Sonderkonzert mit dem Capell-Compositeur Peter Eötvös

Peter Eötvös Dirigent
Akiko Suwanai Violine

Peter Eötvös

  • »The Gliding of the Eagle in the Skies« für Orchester
  • »Seven« (Memorial for the Columbia Astronauts) für Violine und Orchester

Béla Bartók

  • Musik für Saiteninstrumente, Schlagzeug und Celesta Sz. 106

Eötvös dirigiert Eötvös

In guter Kapell-Tradition steht mit Peter Eötvös ein großer Komponist und Dirigent mit eigenen Werken am Pult des Orchesters: Der Capell-Compositeur wird die deutsche Erstaufführung seines Orchesterwerks »The Gliding of the Eagle in the Skies« leiten und zusammen mit Akiko Suwanai – sie spielte bereits die Uraufführung – das Violinkonzert »Seven« interpretieren, wobei sechs im Raum verteilte Violinen besondere Höreindrücke generieren werden. Den Abschluss bildet die Musik für Saiteninstrumente, Schlagzeug und Celesta von Béla Bartók, dessen Klänge Eötvös als seine »Muttersprache« bezeichnet.

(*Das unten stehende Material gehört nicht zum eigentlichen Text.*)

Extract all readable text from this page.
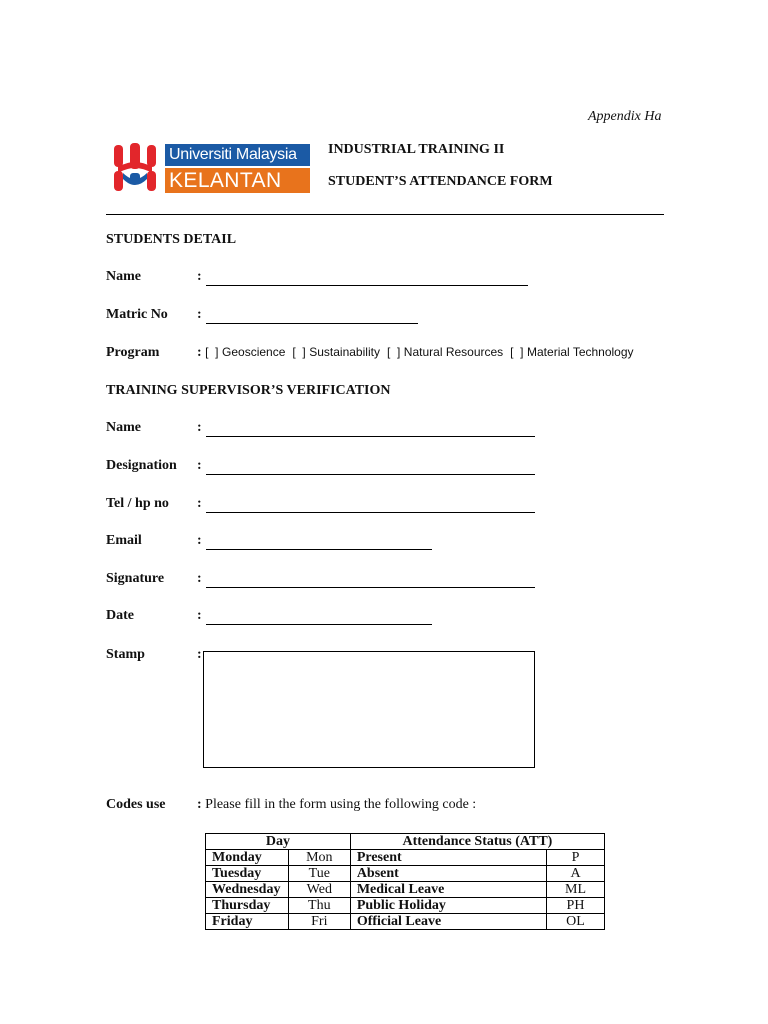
Appendix Ha
Universiti Malaysia
KELANTAN
INDUSTRIAL TRAINING II
STUDENT’S ATTENDANCE FORM
STUDENTS DETAIL
Name	:
Matric No :
Program	: [  ] Geoscience [  ] Sustainability [  ] Natural Resources [  ] Material Technology
TRAINING SUPERVISOR’S VERIFICATION
Name	:
Designation :
Tel / hp no :
Email	:
Signature :
Date	:
Stamp	:
Codes use : Please fill in the form using the following code :
Day		Attendance Status (ATT)	
Monday	Mon	Present	P
Tuesday	Tue	Absent	A
Wednesday	Wed	Medical Leave	ML
Thursday	Thu	Public Holiday	PH
Friday	Fri	Official Leave	OL
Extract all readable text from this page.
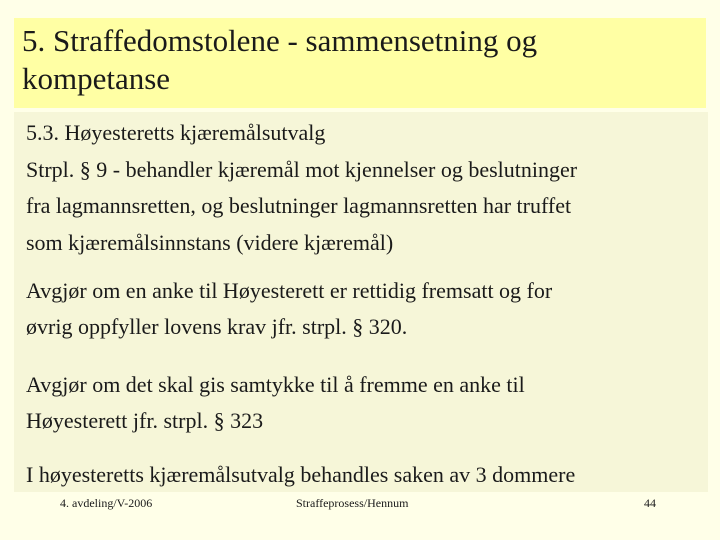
5. Straffedomstolene - sammensetning og
kompetanse

5.3. Høyesteretts kjæremålsutvalg
Strpl. § 9 - behandler kjæremål mot kjennelser og beslutninger
fra lagmannsretten, og beslutninger lagmannsretten har truffet
som kjæremålsinnstans (videre kjæremål)

Avgjør om en anke til Høyesterett er rettidig fremsatt og for
øvrig oppfyller lovens krav jfr. strpl. § 320.

Avgjør om det skal gis samtykke til å fremme en anke til
Høyesterett jfr. strpl. § 323

I høyesteretts kjæremålsutvalg behandles saken av 3 dommere

4. avdeling/V-2006	Straffeprosess/Hennum	44
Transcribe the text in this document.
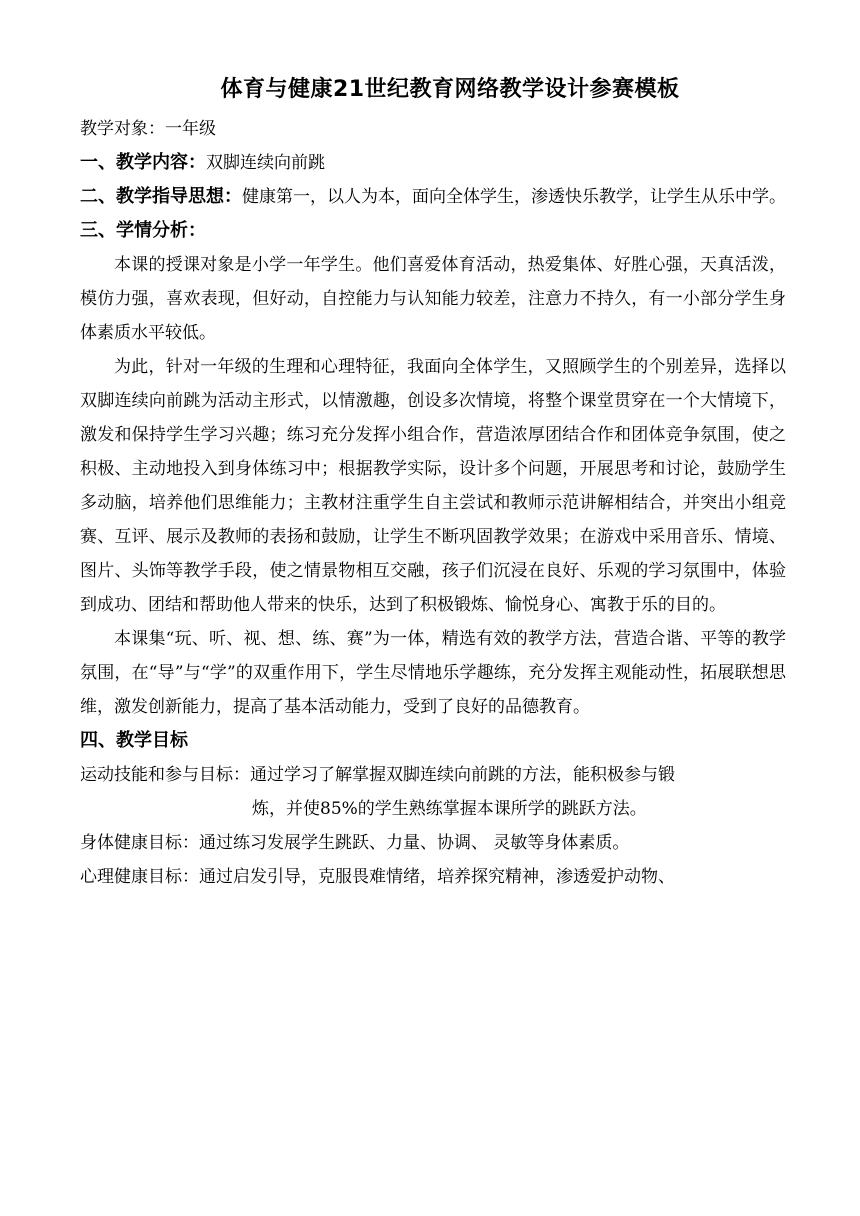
体育与健康21世纪教育网络教学设计参赛模板

教学对象：一年级

一、教学内容：双脚连续向前跳

二、教学指导思想：健康第一，以人为本，面向全体学生，渗透快乐教学，让学生从乐中学。

三、学情分析：

本课的授课对象是小学一年学生。他们喜爱体育活动，热爱集体、好胜心强，天真活泼，模仿力强，喜欢表现，但好动，自控能力与认知能力较差，注意力不持久，有一小部分学生身体素质水平较低。

为此，针对一年级的生理和心理特征，我面向全体学生，又照顾学生的个别差异，选择以双脚连续向前跳为活动主形式，以情激趣，创设多次情境，将整个课堂贯穿在一个大情境下，激发和保持学生学习兴趣；练习充分发挥小组合作，营造浓厚团结合作和团体竞争氛围，使之积极、主动地投入到身体练习中；根据教学实际，设计多个问题，开展思考和讨论，鼓励学生多动脑，培养他们思维能力；主教材注重学生自主尝试和教师示范讲解相结合，并突出小组竞赛、互评、展示及教师的表扬和鼓励，让学生不断巩固教学效果；在游戏中采用音乐、情境、图片、头饰等教学手段，使之情景物相互交融，孩子们沉浸在良好、乐观的学习氛围中，体验到成功、团结和帮助他人带来的快乐，达到了积极锻炼、愉悦身心、寓教于乐的目的。

本课集“玩、听、视、想、练、赛”为一体，精选有效的教学方法，营造合谐、平等的教学氛围，在“导”与“学”的双重作用下，学生尽情地乐学趣练，充分发挥主观能动性，拓展联想思维，激发创新能力，提高了基本活动能力，受到了良好的品德教育。

四、教学目标

运动技能和参与目标：通过学习了解掌握双脚连续向前跳的方法，能积极参与锻

炼，并使85%的学生熟练掌握本课所学的跳跃方法。

身体健康目标：通过练习发展学生跳跃、力量、协调、 灵敏等身体素质。

心理健康目标：通过启发引导，克服畏难情绪，培养探究精神，渗透爱护动物、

Kostenlose Konzerteinführung um 19.15 Uhr in den Räumen der Städtischen Bibliothek im Kulturpalast.

 

  • 27.11.2018
    20:00 Uhr
    Kulturpalast Dresden
    Tickets
    Ticket-Preis:
    10.00 – 20.00 €

Peter Eötvös

Als Komponist, Dirigent und Lehrer ist Peter Eötvös einer der prägenden Musiker unserer Zeit, dessen Werke weltweit von den bedeutendsten Klangkörpern und Festivals aufgeführt werden. Neben seinen Opern »Senza Sangue«, »Der goldene Drache« oder »Tri Sestri« legte er in jüngster Zeit mit dem Orchesterwerk »Multiversum«, seinem »Halleluja – Oratorium balbulum« oder dem Schlagzeugkonzert »Speaking Drums« wichtige Kompositionen vor.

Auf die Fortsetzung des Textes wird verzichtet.